My inner toffee-nosed twit is thrilled with this development. I've always hated that Coffee Time. Open nearly 24 hours a day, it was a magnet for every down-and-outer in a five kilometer radius. I walked past it at least twice a day, and every day the same characters would be seated within, hunched over their paper cups of lousy coffee, reading Renter's News and Employment Today. It reeked of misery and quiet desperation. Sometimes loud desperation, in the form of the portly half-shaven guy who used to loiter outside by the newspaper boxes, trying to strike up conversation with passing women. "Hey gorgeous", "Hey beautiful", "Hey good looking."

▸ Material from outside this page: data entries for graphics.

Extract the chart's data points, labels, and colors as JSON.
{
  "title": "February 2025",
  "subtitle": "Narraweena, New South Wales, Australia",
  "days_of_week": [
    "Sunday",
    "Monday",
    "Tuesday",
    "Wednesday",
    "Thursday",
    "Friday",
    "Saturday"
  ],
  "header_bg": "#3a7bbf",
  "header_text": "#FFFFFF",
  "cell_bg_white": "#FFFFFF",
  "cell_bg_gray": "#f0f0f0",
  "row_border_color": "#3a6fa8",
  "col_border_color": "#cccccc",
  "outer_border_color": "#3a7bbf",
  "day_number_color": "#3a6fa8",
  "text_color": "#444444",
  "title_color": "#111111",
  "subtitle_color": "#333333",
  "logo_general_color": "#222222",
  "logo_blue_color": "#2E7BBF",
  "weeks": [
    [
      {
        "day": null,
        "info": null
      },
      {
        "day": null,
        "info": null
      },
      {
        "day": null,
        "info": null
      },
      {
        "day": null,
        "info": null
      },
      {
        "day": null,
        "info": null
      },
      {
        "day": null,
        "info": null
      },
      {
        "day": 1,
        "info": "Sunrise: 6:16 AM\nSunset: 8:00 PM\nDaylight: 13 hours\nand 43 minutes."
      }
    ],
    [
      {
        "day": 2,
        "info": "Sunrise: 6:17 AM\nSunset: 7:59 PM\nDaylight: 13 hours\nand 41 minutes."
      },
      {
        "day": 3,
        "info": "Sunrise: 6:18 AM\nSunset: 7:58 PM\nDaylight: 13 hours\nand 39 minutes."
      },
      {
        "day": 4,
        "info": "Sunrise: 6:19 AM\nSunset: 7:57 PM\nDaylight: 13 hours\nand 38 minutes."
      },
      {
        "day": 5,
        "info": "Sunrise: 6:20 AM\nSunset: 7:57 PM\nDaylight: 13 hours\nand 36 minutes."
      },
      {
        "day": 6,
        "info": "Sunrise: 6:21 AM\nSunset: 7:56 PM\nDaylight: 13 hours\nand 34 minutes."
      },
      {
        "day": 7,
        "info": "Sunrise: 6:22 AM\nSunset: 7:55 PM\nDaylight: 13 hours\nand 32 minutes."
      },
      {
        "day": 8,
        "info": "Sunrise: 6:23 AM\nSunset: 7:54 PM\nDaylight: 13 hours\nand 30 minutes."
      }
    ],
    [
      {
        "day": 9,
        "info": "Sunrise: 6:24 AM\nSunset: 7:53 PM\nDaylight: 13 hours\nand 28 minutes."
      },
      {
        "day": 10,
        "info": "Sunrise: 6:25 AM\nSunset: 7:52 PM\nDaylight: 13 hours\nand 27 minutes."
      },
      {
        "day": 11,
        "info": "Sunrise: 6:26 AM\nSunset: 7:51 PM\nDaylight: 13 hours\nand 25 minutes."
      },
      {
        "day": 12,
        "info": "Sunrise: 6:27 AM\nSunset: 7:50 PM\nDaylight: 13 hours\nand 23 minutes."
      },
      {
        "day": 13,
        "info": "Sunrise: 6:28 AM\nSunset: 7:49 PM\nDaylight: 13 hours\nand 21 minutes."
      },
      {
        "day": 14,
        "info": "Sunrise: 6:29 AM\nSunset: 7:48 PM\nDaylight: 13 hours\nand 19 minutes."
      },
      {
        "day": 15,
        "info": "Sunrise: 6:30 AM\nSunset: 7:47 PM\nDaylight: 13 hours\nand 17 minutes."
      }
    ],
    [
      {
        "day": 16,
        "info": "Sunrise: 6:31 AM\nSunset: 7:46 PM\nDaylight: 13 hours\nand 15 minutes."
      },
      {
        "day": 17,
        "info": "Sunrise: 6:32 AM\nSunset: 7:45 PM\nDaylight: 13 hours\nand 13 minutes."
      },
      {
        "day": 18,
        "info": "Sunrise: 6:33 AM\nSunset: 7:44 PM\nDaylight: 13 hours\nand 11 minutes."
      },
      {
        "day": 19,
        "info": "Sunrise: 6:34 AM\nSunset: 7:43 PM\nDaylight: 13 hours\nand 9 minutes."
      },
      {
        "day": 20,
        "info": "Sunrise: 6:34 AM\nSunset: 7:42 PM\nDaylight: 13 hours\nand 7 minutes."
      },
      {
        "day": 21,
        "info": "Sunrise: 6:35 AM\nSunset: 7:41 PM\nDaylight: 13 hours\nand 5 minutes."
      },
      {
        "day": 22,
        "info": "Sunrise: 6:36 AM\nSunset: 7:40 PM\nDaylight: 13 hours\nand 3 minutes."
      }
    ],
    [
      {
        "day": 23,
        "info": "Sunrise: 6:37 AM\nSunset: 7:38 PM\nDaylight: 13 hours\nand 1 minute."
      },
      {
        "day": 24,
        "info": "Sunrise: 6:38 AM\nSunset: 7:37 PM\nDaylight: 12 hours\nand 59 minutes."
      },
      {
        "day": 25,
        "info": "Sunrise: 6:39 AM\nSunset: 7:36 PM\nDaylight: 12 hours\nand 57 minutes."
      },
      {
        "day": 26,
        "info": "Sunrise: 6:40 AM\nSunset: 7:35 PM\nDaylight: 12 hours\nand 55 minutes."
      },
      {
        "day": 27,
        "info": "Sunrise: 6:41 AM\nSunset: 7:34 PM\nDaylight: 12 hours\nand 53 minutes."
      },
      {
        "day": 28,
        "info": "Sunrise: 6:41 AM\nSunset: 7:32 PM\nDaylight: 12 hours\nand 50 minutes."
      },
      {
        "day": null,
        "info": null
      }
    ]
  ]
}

I guess, in a way, it's sad. It served a purpose: there are no other coffee shops in the neighbourhood, not that I know of anyway, so until the Tim Horton's express place opened up in the shiny new gas station across the street, there was really nowhere else to get a take-out coffee, and certainly nowhere in the immediate vicinity to sit down and have a cuppa, and watch the world go by.
In 2001, when I first moved to the area, I walked down to Dupont to buy a bottle of wine at the LCBO. The clerk who served me, a grandfatherly sort, made conversation as he rang up my purchase: "You're new - I've never seen you before."
"Oh, I just moved here today," I replied.
"From where?"
"Willowdale - Yonge and Sheppard," I said.
He whistled. "It's nice up there. What are you doing down here in the ghetto?" It was hardly a ghetto, but with its garish Coffee Time, abandoned Red Raven restaurant, cut-rate patio furniture place (it had been a Loblaws grocery store), decrepit laundromat, and seedy-looking hamburger joint, Dupont at Davenport was a far cry from the increasingly yuppified and be-condoed suburb I had just left.
However, within months, strange things were afoot in DuDav. In 2001, pastry chef Jenn Stone opened J.S. Bonbons, a designer chocolaterie - she even gives chocolate-making classes. In 2002, the patio-furniture place was torn down and a new, enormous LCBO store was built in its place. The former LCBO store, after standing vacant for well over a year, now houses an upscale furniture shop. The Red Raven was vacant for nearly two years before the Pour House opened its doors. A piano sale/repair store opened next door to J.S. Bonbons last fall: the owners are given to artfully displaying deconstructed pianos in the front window.
And now, Coffee Time has finally given up the ghost. It's the end of an era on Dupont between St. George and Davenport. You read it here first, folks.